Não há necessidade de insistir que, nos primeiros anos, mais valeu a intenção do que os resultados efetivos. O problema maior estava com os professores. Na maioria dos casos, eles próprios, dominavam precariamente o português. Mesmo assim, o impulso então dado, veio a frutificar aos poucos. Na década de 1930, que marcou o ponto alto das escolas comunitárias, em todas elas, salvo raras exceções, havia um espaço significativo reservado para aprendizado da língua nacional. Paralelamente a escola comunitária cumpria a tarefa de não negligenciar e preservar os valores dos antepassados e despertar nos alunos a consciência de suas responsabilidades civis. As disciplinas de “História e Geografia da Pátria”, como costumavam denominá-las, davam-lhes uma noção da extensão, das riquezas, das potencialidades e da gente do pais em que viviam.
As maiores facilidades de viajar pelos rios, de trem e por estradas cada vez melhores, abertura de novas frentes de colonização no Norte e Noroeste do Estado do Rio Grande do Sul e no Centro-Oeste de Santa Catarina, o contato mais seguido com a capital e outras cidade do interior, vieram completar o que na escola os professores ensinavam pelos livros e pelo mapas. E, na década de 1930, é possível encontrar o personagem resultante desse processo evolutivo, em toda a extensão das áreas colonizadas por alemães e seus descendentes. Ficou conhecido como o “teuto-brasileiro”. Teuto porque em suas veias circulava o sangue germânico; porque cultivava com carinho e veneração as tradições culturais herdadas dos seus antepassados e porque continuava a falar a língua materna alemã; teuto porque da religião e da sua prática fazia um dever sagrado. Brasileiro porque nascera no território deste grande pais; brasileiro porque como tal fora registrado e se assumia. Mas brasileiro principalmente porque se engajara com entusiasmo e com toda a obstinação do camponês, na edificação da nacionalidade. Brasileiro, enfim, porque como tal se assumira para o que desse e viesse. E não se trata de afirmação retórica. A Segunda Guerra Mundial e os anos que se seguiram o demonstraram com fartura. Como qualquer outro brasileiro, os filhos das colônias alemãs foram convocados para lutar contra a Alemanha na frente de combate na Itália e como qualquer outro brasileiro não se recusaram. Logo após a guerra e a retomada da democracia, esses teuto-brasileiros filiaram-se aos mais diversos partidos políticos, candidataram-se a cargos eletivos em igualdade de condições com os cidadãos de outras origens étnicas. Traindo-se não poucas vezes pelo forte sotaque característico, foram batalhar pela modernização do Pais.

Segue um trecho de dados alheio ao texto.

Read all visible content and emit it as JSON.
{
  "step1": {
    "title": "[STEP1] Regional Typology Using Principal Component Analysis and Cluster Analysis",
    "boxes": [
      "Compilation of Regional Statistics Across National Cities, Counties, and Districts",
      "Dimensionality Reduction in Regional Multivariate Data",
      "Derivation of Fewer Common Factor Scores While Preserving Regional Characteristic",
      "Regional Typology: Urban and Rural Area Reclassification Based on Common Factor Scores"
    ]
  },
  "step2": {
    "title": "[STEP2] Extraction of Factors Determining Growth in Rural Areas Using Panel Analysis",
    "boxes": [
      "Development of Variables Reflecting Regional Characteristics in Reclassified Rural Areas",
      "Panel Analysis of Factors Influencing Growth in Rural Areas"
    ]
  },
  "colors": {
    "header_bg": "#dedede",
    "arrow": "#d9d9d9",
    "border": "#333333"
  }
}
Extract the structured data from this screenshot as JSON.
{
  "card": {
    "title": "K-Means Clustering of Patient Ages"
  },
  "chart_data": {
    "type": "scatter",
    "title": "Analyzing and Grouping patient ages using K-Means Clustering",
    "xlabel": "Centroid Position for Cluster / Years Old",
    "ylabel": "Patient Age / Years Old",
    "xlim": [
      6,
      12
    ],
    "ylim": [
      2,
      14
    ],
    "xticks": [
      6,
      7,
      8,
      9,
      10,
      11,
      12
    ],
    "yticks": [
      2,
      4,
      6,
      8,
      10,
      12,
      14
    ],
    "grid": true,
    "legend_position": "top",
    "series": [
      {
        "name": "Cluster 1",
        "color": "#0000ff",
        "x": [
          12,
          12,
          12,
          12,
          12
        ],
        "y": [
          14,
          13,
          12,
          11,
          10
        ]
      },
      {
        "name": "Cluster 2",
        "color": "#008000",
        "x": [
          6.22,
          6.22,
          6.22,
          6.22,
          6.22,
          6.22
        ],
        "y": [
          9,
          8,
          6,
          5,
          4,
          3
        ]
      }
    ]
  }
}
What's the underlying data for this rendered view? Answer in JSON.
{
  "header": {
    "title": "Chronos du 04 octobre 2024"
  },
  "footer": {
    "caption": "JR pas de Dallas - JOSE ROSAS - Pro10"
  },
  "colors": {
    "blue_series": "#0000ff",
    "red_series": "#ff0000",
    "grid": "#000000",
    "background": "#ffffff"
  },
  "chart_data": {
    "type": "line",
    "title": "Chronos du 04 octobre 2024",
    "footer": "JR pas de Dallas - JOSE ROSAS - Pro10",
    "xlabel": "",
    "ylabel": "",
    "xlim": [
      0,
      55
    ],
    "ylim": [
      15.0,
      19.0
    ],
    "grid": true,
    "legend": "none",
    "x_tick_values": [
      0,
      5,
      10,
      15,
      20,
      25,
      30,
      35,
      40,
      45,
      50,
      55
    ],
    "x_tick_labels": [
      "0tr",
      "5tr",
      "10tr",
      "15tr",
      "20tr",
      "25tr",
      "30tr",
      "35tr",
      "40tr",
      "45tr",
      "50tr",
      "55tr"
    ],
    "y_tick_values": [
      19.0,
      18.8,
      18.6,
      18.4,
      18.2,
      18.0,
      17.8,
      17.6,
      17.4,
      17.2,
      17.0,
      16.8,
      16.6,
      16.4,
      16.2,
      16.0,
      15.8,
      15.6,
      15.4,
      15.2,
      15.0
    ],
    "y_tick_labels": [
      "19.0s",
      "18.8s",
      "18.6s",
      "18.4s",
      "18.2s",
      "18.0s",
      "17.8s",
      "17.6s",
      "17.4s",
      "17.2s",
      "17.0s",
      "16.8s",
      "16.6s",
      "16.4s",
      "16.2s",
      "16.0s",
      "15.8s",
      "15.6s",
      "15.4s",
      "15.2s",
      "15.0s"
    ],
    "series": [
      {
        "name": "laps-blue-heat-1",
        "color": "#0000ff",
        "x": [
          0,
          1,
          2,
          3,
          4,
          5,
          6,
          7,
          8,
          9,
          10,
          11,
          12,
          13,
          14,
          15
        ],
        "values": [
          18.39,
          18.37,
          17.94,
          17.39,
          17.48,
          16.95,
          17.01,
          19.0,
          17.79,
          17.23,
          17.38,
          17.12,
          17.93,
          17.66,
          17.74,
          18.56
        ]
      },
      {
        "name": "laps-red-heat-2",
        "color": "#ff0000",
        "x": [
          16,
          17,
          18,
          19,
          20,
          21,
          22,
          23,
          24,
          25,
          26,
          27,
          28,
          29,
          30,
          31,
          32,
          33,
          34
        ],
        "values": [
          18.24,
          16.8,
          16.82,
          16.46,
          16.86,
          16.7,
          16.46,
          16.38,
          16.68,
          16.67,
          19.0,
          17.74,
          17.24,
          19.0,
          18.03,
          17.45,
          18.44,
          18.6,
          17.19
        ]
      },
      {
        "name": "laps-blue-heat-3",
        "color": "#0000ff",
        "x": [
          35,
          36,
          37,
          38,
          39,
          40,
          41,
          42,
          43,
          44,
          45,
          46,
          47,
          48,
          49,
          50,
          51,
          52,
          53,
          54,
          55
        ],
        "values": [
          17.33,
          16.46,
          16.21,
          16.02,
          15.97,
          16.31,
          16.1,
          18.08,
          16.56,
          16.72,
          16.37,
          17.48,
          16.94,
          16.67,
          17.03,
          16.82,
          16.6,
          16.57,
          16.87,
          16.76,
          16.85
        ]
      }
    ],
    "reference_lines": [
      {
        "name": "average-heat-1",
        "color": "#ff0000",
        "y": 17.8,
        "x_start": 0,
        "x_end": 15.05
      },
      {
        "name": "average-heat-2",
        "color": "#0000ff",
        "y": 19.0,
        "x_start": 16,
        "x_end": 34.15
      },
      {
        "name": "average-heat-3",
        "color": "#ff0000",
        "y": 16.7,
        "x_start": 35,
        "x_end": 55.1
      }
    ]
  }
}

O que ocorreu no plano político aconteceu também no setor empresarial, comercial, industrial e administrativo. O posto mais alto da nação já foi ocupado por um teuto-brasileiro, oriundo de uma comunidade, ainda hoje das mais típicas do vale do Taquari. As forças armadas contam em suas fileiras com centenas de oficiais de todas as patentes cujas origens remontam às colônias alemãs do sul. Resumindo-se pode-se dizer que o teuto-brasileiro é o cidadão brasileiro assumido sem restrições como tal e ao mesmo tempo continua falando alemão ou algum dialeto e continua, principalmente, cultivando suas tradições.